The Chicken and Egg of AI Development: Framework or Data First?
When embarking on an AI project, particularly for something like a RAG (Retrieval-Augmented Generation) solution, teams often face a key dilemma: Should you prioritize building the framework or preparing the data? This question might seem simple, but the answer can significantly impact the project’s success—or failure.
I’ve lived this problem firsthand. While building my own RAG solution, I focused heavily on connecting different components—FAISS for similarity search, Redis for caching, and vector databases for storage—before optimizing data. It was a powerful way to understand the architecture and technical challenges, but it also came with risks. When I started to test the early prototype, I saw underwhelming results and questioned its value initially. Ultimately, it identified missed steps and additional data that was needed all along but was initially non-obvious.
So, how do you strike a balance between building infrastructure and generating early business value? Let’s break it down.
Option 1: Framework First (The Engineer’s Path)
Building the framework first involves setting up the full pipeline: data retrieval, vector searches, ranking, caching, and integration with LLMs. The advantage here is that you gain early insight into scalability, system architecture, and performance bottlenecks.
Pros:
- Iterative Testing: You can continuously test how components (e.g., similarity search, retrieval speed) interact and identify issues early.
- Modularity and Scalability: By focusing on infrastructure, you build a system that can handle new data without major redesigns.
- Understanding the Stack: Prototyping the framework helps engineers understand what’s feasible and where the real challenges are.
Cons:
- Underwhelming Results: Without high-quality data, the system may not produce useful outputs, leaving business users unimpressed.
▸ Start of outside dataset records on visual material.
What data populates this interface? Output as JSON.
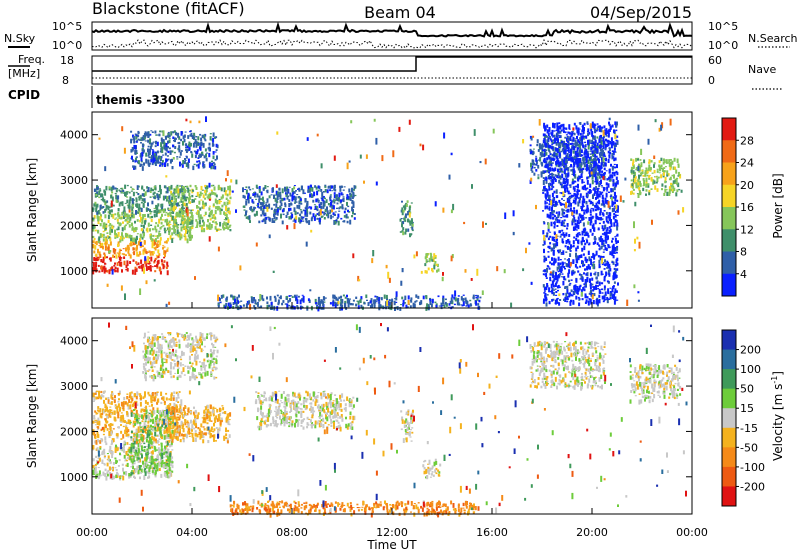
{
  "header": {
    "station": "Blackstone (fitACF)",
    "beam": "Beam 04",
    "date": "04/Sep/2015"
  },
  "top_panels": {
    "nsky_label": "N.Sky",
    "nsearch_label": "N.Search",
    "noise_ticks": [
      "10^5",
      "10^0"
    ],
    "freq_label_1": "Freq.",
    "freq_label_2": "[MHz]",
    "freq_ticks": [
      "18",
      "8"
    ],
    "nave_label": "Nave",
    "nave_ticks": [
      "60",
      "0"
    ],
    "cpid_label": "CPID",
    "cpid_value": "themis -3300"
  },
  "chart_data": [
    {
      "type": "heatmap",
      "name": "power",
      "ylabel": "Slant Range [km]",
      "yticks": [
        "1000",
        "2000",
        "3000",
        "4000"
      ],
      "ylim": [
        180,
        4500
      ],
      "xlim_hours": [
        0,
        24
      ],
      "colorbar_label": "Power [dB]",
      "colorbar_ticks": [
        "4",
        "8",
        "12",
        "16",
        "20",
        "24",
        "28"
      ],
      "colors": [
        "#0a20ff",
        "#2f5fa8",
        "#3f8f6a",
        "#86c65a",
        "#f6d426",
        "#f7a21a",
        "#f06a16",
        "#e21a12"
      ],
      "regions": [
        {
          "t": [
            0.0,
            3.0
          ],
          "r": [
            1000,
            1350
          ],
          "level": 7
        },
        {
          "t": [
            0.0,
            3.0
          ],
          "r": [
            1350,
            1700
          ],
          "level": 5
        },
        {
          "t": [
            0.0,
            4.0
          ],
          "r": [
            1700,
            2300
          ],
          "level": 3
        },
        {
          "t": [
            0.0,
            3.8
          ],
          "r": [
            2300,
            2900
          ],
          "level": 2
        },
        {
          "t": [
            3.0,
            5.5
          ],
          "r": [
            1900,
            2900
          ],
          "level": 3
        },
        {
          "t": [
            1.5,
            5.0
          ],
          "r": [
            3300,
            4100
          ],
          "level": 1
        },
        {
          "t": [
            6.0,
            10.5
          ],
          "r": [
            2100,
            2900
          ],
          "level": 1
        },
        {
          "t": [
            12.3,
            12.8
          ],
          "r": [
            1800,
            2600
          ],
          "level": 2
        },
        {
          "t": [
            13.3,
            13.9
          ],
          "r": [
            1000,
            1400
          ],
          "level": 3
        },
        {
          "t": [
            17.5,
            20.5
          ],
          "r": [
            3000,
            4000
          ],
          "level": 1
        },
        {
          "t": [
            21.5,
            23.5
          ],
          "r": [
            2700,
            3500
          ],
          "level": 3
        },
        {
          "t": [
            5.0,
            15.5
          ],
          "r": [
            200,
            480
          ],
          "level": 1
        },
        {
          "t": [
            18.0,
            21.0
          ],
          "r": [
            300,
            4300
          ],
          "level": 0
        }
      ]
    },
    {
      "type": "heatmap",
      "name": "velocity",
      "ylabel": "Slant Range [km]",
      "yticks": [
        "1000",
        "2000",
        "3000",
        "4000"
      ],
      "ylim": [
        180,
        4500
      ],
      "xlim_hours": [
        0,
        24
      ],
      "xticks": [
        "00:00",
        "04:00",
        "08:00",
        "12:00",
        "16:00",
        "20:00",
        "00:00"
      ],
      "xlabel": "Time UT",
      "colorbar_label": "Velocity [m s",
      "colorbar_sup": "-1",
      "colorbar_close": "]",
      "colorbar_ticks": [
        "200",
        "100",
        "50",
        "15",
        "-15",
        "-50",
        "-100",
        "-200"
      ],
      "colors": [
        "#1a2fb0",
        "#2a6e9e",
        "#3f9a5a",
        "#6dcc3a",
        "#c8c8c8",
        "#f4b21e",
        "#f58a18",
        "#ee5a12",
        "#e01212"
      ],
      "regions": [
        {
          "t": [
            0.0,
            3.2
          ],
          "r": [
            1000,
            1800
          ],
          "level": 4
        },
        {
          "t": [
            0.0,
            3.5
          ],
          "r": [
            1800,
            2900
          ],
          "level": 5
        },
        {
          "t": [
            1.5,
            3.2
          ],
          "r": [
            1100,
            2500
          ],
          "level": 3
        },
        {
          "t": [
            3.0,
            5.5
          ],
          "r": [
            1800,
            2600
          ],
          "level": 5
        },
        {
          "t": [
            2.0,
            5.0
          ],
          "r": [
            3200,
            4200
          ],
          "level": 4
        },
        {
          "t": [
            6.5,
            10.5
          ],
          "r": [
            2100,
            2900
          ],
          "level": 4
        },
        {
          "t": [
            12.3,
            12.8
          ],
          "r": [
            1800,
            2500
          ],
          "level": 4
        },
        {
          "t": [
            13.2,
            13.9
          ],
          "r": [
            1000,
            1400
          ],
          "level": 4
        },
        {
          "t": [
            17.5,
            20.5
          ],
          "r": [
            3000,
            4000
          ],
          "level": 4
        },
        {
          "t": [
            21.5,
            23.5
          ],
          "r": [
            2700,
            3500
          ],
          "level": 4
        },
        {
          "t": [
            5.5,
            15.5
          ],
          "r": [
            200,
            480
          ],
          "level": 6
        }
      ]
    }
  ]
}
- Risk of Rework: If the data requirements change later, parts of the framework might need significant revisions.
Option 2: Data First (The Business Path)
Alternatively, you could start with data: collecting, cleaning, and embedding your datasets before worrying about infrastructure. This approach allows for quick wins by generating immediate, useful outputs—at least in small-scale tests.
Pros:
- Quick Business Value: Teams can generate insights and show tangible results early on, building confidence with stakeholders.
- Model Optimization: You can optimize your LLMs and retrieval models based on real-world data rather than assumptions.
Cons:
- Delayed Integration: Without an early pipeline in place, scaling and integration issues might be discovered too late in the process.
- Overfitting: The system may become too tailored to the quirks of early datasets, limiting its ability to generalize.
The Reality: You Need Both
In most AI projects, success requires a hybrid approach. Starting with both a small, well-defined data set and a minimal pipeline allows teams to iterate without getting bogged down by either infrastructure or data preparation.
Here’s a recommended strategy:
- Define a Clear Use Case: Focus on one business problem that can drive development and provide measurable value.
- Build a Minimal Pipeline: Implement core components (retrieval, ranking, response generation) using a small, representative dataset.
- Iterate and Improve: As data and business feedback evolve, refine both the pipeline and the data to balance scalability and results.
In my case, I already had the foundations of structured intelligence—data sets that defined categories and attributes—which helped guide my development process. But even with that advantage, I found that technical prototyping was key to understanding system performance and limitations.
A Warning About Expectations
When business stakeholders see early prototypes, they often expect polished results. It’s important to set realistic expectations ahead of time: AI solutions take time to optimize. Early-stage prototypes should be viewed as a learning process, not a final product.
This is where organizations often stumble because of the significant up-front effort they may need to make, which puts a lot of pressure on measurable wins. Teams may connect complex technologies—FAISS, Redis, embedding providers, vector DBs, LLMs—only to face pushback when business users don’t see immediate value. This disconnect can derail projects unless both sides understand the need for technical exploration and iteration.
The Takeaway: Focus and Flexibility
The question of whether to prioritize framework or data first is a bit of a “chicken or egg” dilemma, but the answer lies in balance. By focusing on a single, high-value use case and starting small, you can test key components without overwhelming the system—or the business.
Organizations also need to adopt a flexible mindset around AI prototyping. Supporting freedom to fail safely is critical. Teams must have the time and space to experiment, connect technologies, and iterate without fear of immediate dismissal from stakeholders.
In AI projects, the long game is the content. You can’t get to the valuable content unless you have the piping connected.
With the right approach, you’ll move from early underwhelming prototypes to scalable, impactful AI solutions—one iteration at a time.